Office 2013 Preview
17/07/2012First off, congratulations are in order for Microsoft’s agressive Metro-fication strategy that has been seen as of late. They are finally aiming for consistency across their product lines, and I am very pleased to see it.
Today, Microsoft released a preview version of Office 2013, complete with the Metro UI which complements their recent offerings, including Windows 8. I decided to give it a go today, and as soon as I hit the installer, I hit an annoying usability problem, which was multiplied 10 fold because I was particularly frustrated at the time.
Look at the ‘Accept’ button in the screenshot above – it looks disabled, doesn’t it? Well, it isn’t. In fact, you need to click on it to get anywhere in the installation process.
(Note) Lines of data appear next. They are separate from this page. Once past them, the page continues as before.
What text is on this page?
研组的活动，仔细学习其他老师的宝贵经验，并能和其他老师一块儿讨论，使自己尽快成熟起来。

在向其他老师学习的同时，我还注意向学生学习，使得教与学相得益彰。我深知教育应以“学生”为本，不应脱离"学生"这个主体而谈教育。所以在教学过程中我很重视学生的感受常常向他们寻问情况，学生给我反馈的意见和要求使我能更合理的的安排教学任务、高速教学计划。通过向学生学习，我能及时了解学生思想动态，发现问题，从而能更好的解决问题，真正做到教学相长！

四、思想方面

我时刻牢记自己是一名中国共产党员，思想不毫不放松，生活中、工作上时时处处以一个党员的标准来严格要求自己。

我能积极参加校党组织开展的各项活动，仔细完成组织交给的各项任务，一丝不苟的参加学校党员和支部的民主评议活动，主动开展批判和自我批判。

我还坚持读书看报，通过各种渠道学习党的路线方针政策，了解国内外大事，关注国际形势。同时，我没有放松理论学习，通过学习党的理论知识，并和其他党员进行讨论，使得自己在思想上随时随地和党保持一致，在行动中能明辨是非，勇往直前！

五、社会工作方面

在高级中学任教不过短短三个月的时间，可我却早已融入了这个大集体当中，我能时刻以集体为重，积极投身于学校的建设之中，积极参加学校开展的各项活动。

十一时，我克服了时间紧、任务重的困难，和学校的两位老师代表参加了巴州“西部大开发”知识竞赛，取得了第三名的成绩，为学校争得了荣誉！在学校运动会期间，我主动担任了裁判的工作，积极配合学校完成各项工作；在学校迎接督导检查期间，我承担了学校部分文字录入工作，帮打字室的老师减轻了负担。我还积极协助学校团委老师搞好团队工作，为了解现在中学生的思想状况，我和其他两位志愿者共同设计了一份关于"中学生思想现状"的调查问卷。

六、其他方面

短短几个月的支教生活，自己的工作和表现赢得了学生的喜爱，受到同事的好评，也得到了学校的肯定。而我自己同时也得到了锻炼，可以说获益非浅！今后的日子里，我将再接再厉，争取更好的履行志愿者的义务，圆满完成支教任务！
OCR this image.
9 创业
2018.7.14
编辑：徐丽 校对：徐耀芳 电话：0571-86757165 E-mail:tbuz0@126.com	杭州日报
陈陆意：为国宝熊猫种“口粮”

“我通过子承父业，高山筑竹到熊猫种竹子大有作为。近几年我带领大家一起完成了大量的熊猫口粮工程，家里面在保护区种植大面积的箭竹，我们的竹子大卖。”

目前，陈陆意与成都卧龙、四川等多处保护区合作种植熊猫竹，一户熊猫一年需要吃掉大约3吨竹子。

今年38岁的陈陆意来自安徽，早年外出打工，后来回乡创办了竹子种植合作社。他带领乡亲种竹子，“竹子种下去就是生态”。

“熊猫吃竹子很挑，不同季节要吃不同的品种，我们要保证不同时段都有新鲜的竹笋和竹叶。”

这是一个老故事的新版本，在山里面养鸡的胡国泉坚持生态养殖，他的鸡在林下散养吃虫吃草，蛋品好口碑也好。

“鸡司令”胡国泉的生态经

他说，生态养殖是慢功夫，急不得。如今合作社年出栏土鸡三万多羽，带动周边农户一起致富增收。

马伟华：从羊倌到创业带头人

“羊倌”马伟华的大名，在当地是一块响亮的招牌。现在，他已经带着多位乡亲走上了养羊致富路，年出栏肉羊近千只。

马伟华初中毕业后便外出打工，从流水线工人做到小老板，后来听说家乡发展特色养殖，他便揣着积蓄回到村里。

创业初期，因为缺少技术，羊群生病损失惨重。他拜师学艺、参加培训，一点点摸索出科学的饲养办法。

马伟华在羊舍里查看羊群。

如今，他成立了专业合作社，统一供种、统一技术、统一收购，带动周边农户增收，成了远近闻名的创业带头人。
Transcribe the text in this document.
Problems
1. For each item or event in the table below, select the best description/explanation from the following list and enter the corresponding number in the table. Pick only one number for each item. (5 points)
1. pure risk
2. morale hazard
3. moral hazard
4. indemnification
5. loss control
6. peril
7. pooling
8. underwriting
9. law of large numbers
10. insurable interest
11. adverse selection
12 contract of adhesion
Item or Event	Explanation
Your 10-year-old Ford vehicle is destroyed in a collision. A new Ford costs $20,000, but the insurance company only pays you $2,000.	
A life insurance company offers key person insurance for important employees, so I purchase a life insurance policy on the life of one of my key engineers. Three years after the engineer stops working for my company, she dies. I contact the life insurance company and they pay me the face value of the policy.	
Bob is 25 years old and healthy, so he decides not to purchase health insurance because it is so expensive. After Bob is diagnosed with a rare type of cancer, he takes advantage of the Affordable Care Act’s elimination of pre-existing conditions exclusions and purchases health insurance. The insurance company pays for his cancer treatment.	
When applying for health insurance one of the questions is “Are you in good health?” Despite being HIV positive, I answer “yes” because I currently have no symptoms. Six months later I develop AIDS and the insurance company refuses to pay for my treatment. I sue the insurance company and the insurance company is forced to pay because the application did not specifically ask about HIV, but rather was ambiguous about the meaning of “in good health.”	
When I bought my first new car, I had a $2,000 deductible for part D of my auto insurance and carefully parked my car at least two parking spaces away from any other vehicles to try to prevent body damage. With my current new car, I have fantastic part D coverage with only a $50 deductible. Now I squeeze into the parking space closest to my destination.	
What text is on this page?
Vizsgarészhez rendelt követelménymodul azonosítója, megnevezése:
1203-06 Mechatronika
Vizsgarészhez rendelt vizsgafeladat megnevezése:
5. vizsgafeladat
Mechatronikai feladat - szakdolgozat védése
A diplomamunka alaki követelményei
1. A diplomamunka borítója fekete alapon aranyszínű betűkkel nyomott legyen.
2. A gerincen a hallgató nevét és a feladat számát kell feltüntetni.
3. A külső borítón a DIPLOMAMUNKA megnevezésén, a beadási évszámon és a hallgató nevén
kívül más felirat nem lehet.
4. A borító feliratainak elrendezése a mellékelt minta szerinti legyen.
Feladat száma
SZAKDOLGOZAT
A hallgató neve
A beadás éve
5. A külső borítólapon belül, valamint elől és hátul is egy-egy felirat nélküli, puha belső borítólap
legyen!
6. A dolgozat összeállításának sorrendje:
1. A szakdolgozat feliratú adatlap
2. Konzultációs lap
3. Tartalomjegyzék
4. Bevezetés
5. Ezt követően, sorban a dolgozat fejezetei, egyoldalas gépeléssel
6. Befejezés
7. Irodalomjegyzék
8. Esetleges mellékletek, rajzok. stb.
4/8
This is a case of design trumping usability – although it’s forgivable since it is a preview release, although such an elementary mistake to make that it’s stupid!
Next, check out this little gem:
The question is posed as to how I want my Office to look – well, I want it to look like Office! The style names subtly change the pattern at the bottom of the window, which took me a while to notice. And what’s more, the extent of the style isn’t communicated to me – it’s such an unnecessary personalisation step that they should have just gotten rid of it altogether.
Now onto the applications themselves. A few things that stood out:
Across Office applications, we have the delightful ribbon. Clicking on a tab on that ribbon brings up a page of options below the tab. Someone at Microsoft decided it would be a good idea to have the tab instead open up a full screen page of options across the entire document, much like Office 2010. This doesn’t work! It affects recognition versus recall, making it harder to determine why you went to the menu in the first place – and it’s completely illogical. Especially since you hit the back arrow to return, instead of clicking on the tab to hide the menu again. Colour isn’t enough to differentiate here!
There’s the back button, in the top left – at least they go that right.
One more quibble – in Excel:
Clicking on another cell in an Excel workbook now transitions, via an animation, to that cell. This is both a good and a bad thing – it helps you remember where you came from, but it is also unnecessary, meaning it take a fraction of a second longer to get to the cell. The majority of Excel users, I’m sure, don’t really need this animation.
And that’s my initial view of the Office 2013 preview. Feels good to get that off my chest.